Gender dysphoria describes the distress that can be experienced by people whose biological sex and gender identity do not match – a feeling often described as grief, discomfort, inadequacy… Royal College of Art graduate Marcel/a Baltarete has created a series of short animations depicting themselves as otherworldly beings to alleviate and interrogate their feelings of gender dysphoria.

Marcel/a is non-binary and uses they/their pronouns. They studied fashion at the RCA but changed mediums partway through their graduate degree. Marcel/a told Dezeen that they were started feeling uncomfortable and dishonest with fitting garments on other people’s bodies when they realized they didn’t have a good understanding of their own body, as the questions around his/her/their own gender identity started to surface.

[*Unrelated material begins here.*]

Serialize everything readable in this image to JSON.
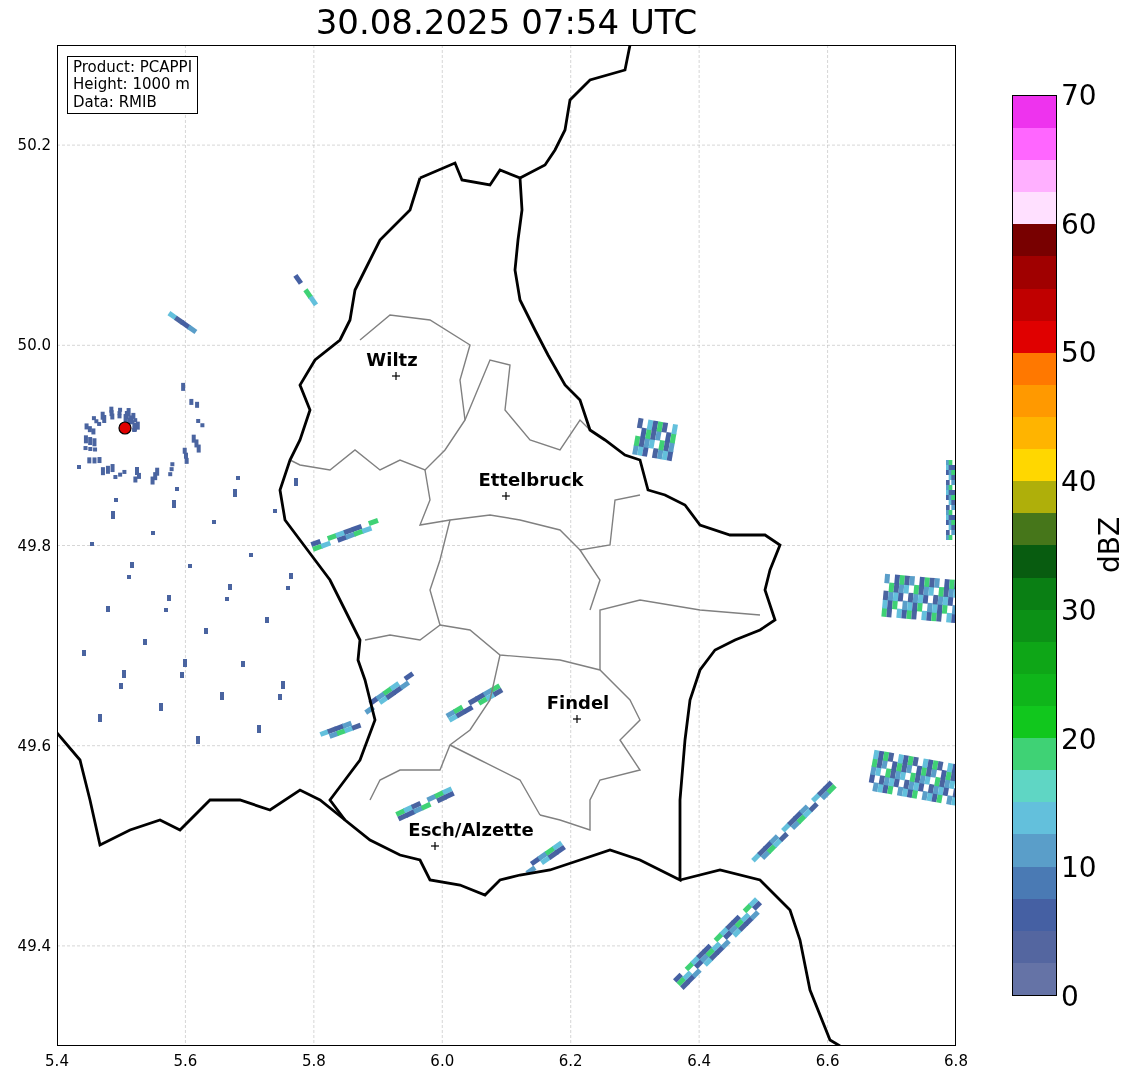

In order to explore these questions on their own body, Marcel/a taught themselves how to work with 3D modelling, augmented and virtual reality. Explore those questions in real life would have felt too exposing, therefore Marcel/a preferred the digital world to maintain a safe distance.

They 3D scanned their head to create a virtual avatar of themselves, which was digitally enhanced and animated to transform into virtual beings with fur, translucent horns or impossibly glossy skin. In two short films, titled A Journey of Digital Introspection and Relief part one and two, the designer plays with abstracted body parts that suggest different sexual organs, as a way of exploring their feelings about different gender expressions without having to engage with the realities of their own body.



Marcel/a described the process as therapeutic, saying that it was able to relieve their feelings of gender dysphoria in favor of an unprecedented “gender euphoria”. “Digital re-embodiment allowed me to reimagine an alternative way of living, a post-human, trans-human future where I wouldn’t be limited by any physical or mental constraints,” they said Dezeen “It also allowed me to question my desire for a fit, masculine-appearing body and if this is something I genuinely identify with or a product of my internalized misogyny.”

Marcel/a is currently an artist in residence at The Immersive Kind (have a look!), an interdisciplinary collective working to ensure that digital technologies contribute to an accessible, inclusive and sustainable future rather than simply being used as a means of surveillance and subjugation. A crucial step in this, according to the initiative’s CEO and co-founder Kadine James, is broadening access to new technologies among people of colour and the LGBT+ community, which is underrepresented in the tech world. Kadine added that virtual and augmented reality are already being used as forms of therapy, with companies including Oxford VR and Stanford University’s VR-IT clinic using it to treat phobias, social anxiety and PTSD.

Marcel/a Baltarete’s project and The Immersive Kind show us a reality that cannot be ignored. Computer science technologies such as virtual reality (VR) and augmented reality (AR) provide new avenues to alleviate depression and anxiety that can be associated with gender dysphoria, phobias, PTSD… Moreover, since 2017 VR and AR are also used to treat neuropsychiatric disease.
Mostly known for video games and customer services (such as real-time renderings), these technologies can be a real solution to help our future well-being.